Renderer semantics allow user created shaders to request that certain parameters in a GPU program are populated by the renderer. They are specified in the shader code as we described in the BSL manual.

For example the user might request a "VP" semantic, which could be recognized by the renderer that the shader requests a view-projection matrix. Such a matrix is not something that the user should have to assign to the material himself. The renderer can choose to parse material parameters looking for supported semantics, and assign their values. Ultimately whether the renderer chooses to parse the semantics or not is up to the renderer.

The semantics for each parameter can be accessed through the Shader object, which renderer needs to iterate through manually.

StringID RPS_ViewProjTfrm = "VP"; // Define semantic identifier
SPtr<Material> material = ...;
SPtr<Shader> shader = material->getShader();
auto& dataParams = shader->getDataParams();
for (auto& entry : texParams)
{
if (entry.second.rendererSemantic == RPS_ViewProjTfrm)
{
// Found it, assign some value to the parameter
mMaterial->setMat4(entry.second.name, Matrix4::IDENTITY);
break;
}
}

GpuResourcePool

Although you can create textures and buffers manually as described in the low level rendering API manual, ct::GpuResourcePool provides a simpler and more efficient way of doing it. It will keep alive any referenced textures and buffers, so that other systems may re-use them if their size/formats match. This can improve performance when using many temporary/intermediary render textures (like in post-processing) or load-store buffers.

To request a render texture, first populate the ct::POOLED_RENDER_TEXTURE_DESC descriptor, by calling any of ct::POOLED_RENDER_TEXTURE_DESC::create2D(), ct::POOLED_RENDER_TEXTURE_DESC::create3D() or ct::POOLED_RENDER_TEXTURE_DESC::createCube().

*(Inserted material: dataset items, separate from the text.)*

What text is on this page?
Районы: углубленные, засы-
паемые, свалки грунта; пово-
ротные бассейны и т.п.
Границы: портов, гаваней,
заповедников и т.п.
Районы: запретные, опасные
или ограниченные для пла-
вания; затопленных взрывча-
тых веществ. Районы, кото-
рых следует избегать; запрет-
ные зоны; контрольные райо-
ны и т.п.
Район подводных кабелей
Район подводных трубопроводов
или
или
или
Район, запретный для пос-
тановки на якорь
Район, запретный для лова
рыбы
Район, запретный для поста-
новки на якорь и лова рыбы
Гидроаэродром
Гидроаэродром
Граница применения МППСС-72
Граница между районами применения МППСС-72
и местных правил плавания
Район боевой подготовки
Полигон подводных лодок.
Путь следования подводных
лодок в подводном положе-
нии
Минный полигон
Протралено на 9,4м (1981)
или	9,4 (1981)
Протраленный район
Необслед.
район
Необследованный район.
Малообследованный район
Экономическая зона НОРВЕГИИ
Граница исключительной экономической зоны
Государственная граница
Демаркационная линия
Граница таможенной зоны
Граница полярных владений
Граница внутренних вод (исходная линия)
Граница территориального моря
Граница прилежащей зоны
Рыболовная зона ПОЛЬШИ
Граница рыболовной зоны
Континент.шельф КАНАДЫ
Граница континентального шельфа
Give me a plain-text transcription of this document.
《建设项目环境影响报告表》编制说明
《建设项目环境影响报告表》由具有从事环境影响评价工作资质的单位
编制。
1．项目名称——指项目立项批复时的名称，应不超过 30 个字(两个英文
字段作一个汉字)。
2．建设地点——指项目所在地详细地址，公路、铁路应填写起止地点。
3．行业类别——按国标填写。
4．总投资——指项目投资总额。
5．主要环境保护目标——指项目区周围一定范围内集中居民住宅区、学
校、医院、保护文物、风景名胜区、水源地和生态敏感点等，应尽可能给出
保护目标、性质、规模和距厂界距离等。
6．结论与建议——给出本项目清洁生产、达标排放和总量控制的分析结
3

To request a buffer, populate the ct::POOLED_STORAGE_BUFFER_DESC descriptor by calling either ct::POOLED_STORAGE_BUFFER_DESC::createStandard() or ct::POOLED_STORAGE_BUFFER_DESC::createStructured().

Then call ct::GpuResourcePool::get() with the provided descriptor. This will either create a new render texture/buffer, or return one from the pool. The returned object is ct::PooledRenderTexture for textures and ct::PooledStorageBuffer for buffers.

Once you are done using the texture or buffer, call ct::GpuResourcePool::release() to return the object to the pool, and make it available for other systems. If you plan on using this object again, make sure to keep a reference to the ct::PooledRenderTexture / ct::PooledStorageBuffer object. This will prevent the pool from fully destroying the object so it may be reused.

// An example creating a pooled render texture
POOLED_RENDER_TEXTURE_DESC desc = POOLED_RENDER_TEXTURE_DESC::create2D(PF_R8G8B8A8, 1024, 1024, TU_RENDERTARGET);
SPtr<PooledRenderTexture> pooledRT = GpuResourcePool::instance().get(desc);
RenderAPI::instance().setRenderTarget(pooledRT->renderTexture);
... render to target ...
GpuResourcePool::instance().release(pooledRT);
// Keep a reference to pooledRT if we plan on re-using it, then next time just call get() using the same descriptor

Renderer options

You can customize your rendering at runtime by implementing the ct::RendererOptions class. Your ct::RendererOptions implementation can then be assigned to the renderer by calling ct::Renderer::setOptions(), and accessed within the renderer via the Renderer::mOptions field. No default options are provided and it's up to your renderer to decide what it requires.

Be aware that options are set from the simulation thread, and if you want to use them on the core thread you need to either properly synchronize the access, or send a copy of the options to the core thread.